Audience-FAX is another indication that newspapers "are increasingly successful in building Web audience, but, and this should be no surprise to anyone, [their] circulation has been steadily declining," said Bob Cohen, president and CEO of Scarborough Research, which partnered with ABC and NAA in developing the metric.
Research shows that newspapers are gradually replacing their lost circulation with Web audience, and "in a few cases" replacing their print audience with a bigger number of Internet users, Cohen added. The Web is also bringing a younger audience to newspapers, Cohen said.
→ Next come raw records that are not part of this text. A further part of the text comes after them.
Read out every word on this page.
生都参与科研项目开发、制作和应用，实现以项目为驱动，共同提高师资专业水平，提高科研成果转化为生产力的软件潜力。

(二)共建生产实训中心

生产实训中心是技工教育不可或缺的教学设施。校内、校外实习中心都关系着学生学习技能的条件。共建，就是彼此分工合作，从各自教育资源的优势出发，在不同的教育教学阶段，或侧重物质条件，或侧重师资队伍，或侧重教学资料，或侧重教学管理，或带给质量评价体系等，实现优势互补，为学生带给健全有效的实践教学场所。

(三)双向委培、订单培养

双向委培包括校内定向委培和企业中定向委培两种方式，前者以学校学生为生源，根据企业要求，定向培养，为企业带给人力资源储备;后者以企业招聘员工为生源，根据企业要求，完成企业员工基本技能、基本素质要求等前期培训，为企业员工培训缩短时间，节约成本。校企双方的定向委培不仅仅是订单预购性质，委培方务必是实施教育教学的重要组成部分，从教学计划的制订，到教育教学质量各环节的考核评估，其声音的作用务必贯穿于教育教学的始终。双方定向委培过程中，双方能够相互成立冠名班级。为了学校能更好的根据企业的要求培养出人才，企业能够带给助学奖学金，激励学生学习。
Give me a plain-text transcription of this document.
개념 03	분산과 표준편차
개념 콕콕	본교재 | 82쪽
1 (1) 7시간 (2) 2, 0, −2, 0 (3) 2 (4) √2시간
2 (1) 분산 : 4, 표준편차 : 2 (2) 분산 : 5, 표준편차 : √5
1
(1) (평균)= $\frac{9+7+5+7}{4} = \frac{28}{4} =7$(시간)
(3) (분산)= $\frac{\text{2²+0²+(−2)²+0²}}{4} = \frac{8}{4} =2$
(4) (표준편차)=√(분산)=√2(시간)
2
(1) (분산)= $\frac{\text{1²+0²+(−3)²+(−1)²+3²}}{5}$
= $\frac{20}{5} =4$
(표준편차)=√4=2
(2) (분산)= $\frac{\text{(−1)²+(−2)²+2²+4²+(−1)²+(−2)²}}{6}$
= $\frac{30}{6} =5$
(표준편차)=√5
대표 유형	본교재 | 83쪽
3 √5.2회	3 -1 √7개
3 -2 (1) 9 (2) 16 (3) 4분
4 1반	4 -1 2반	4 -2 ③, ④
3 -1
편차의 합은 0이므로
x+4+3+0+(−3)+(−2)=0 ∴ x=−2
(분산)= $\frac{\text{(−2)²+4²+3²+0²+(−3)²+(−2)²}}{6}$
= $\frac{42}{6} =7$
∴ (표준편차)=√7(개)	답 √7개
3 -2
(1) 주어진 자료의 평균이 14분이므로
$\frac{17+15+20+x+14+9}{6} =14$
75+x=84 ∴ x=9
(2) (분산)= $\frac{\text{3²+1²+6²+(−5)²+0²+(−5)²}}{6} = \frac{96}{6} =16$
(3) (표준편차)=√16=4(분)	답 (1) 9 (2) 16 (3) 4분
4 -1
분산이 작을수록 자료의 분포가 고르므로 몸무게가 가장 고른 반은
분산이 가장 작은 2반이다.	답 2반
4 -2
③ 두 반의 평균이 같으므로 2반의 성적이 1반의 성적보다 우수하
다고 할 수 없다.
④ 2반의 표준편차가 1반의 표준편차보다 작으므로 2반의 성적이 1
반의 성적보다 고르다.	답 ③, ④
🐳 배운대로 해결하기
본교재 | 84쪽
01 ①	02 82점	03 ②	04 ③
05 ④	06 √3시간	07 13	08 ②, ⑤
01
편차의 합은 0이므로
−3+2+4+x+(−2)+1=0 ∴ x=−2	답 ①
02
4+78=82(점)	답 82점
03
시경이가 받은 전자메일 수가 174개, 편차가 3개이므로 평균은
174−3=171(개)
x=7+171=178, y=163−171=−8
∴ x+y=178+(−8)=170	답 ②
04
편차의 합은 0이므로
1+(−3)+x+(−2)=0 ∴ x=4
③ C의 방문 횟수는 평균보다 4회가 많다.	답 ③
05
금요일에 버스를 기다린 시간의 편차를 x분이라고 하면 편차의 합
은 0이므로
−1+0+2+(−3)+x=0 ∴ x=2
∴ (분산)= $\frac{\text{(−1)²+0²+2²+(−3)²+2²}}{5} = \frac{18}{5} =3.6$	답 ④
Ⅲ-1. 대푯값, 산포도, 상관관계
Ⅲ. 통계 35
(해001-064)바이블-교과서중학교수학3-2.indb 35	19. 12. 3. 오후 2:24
Audience-FAX is the most dramatic step yet in ABC's evolution from its creation as an auditor of the sales of newspaper copies to the less-concrete measurement of audience.
"Today marks a very important day in measuring the strength of newspaper audience and the value that newspapers offer to our advertisers," NAA president and CEO John Sturm said. He called Audience-FAX a "broad and inclusive initiative of measurement data that offers the full reach of newspapers."
Because this is a first-time measurement, it is impossible to say whether it shows that newspapers' audience is growing, or—as circulation numbers have suggested for the better part of a decade—the industry is experiencing an ongoing decline.
"Is circulation becoming less relevant? The answer is absolutely not," Dave Walker, CEO of the big advertising buyer Newspaper Services of America, said in the conference call. But advertisers are "extremely excited" about finally having a "single access place where we have quantitative and qualitative measurements for newspaper."
Some 206 dailies are participating in the voluntary Audience-FAX program. That's about 29 percent of the dailies that report circulation in ABC's FAS-FAX semi-annual statements. Twenty-two of the 25 largest dailies are participating, although two of the biggest national papers—USA Today and The Wall Street Journal—are not in the program.
Audience-FAX divides papers into two tiers, the first comprised of dailies in 81 syndicated Scarborough-measured markets that meet ABC's Reader Profile standards. The rest are in the tier two category.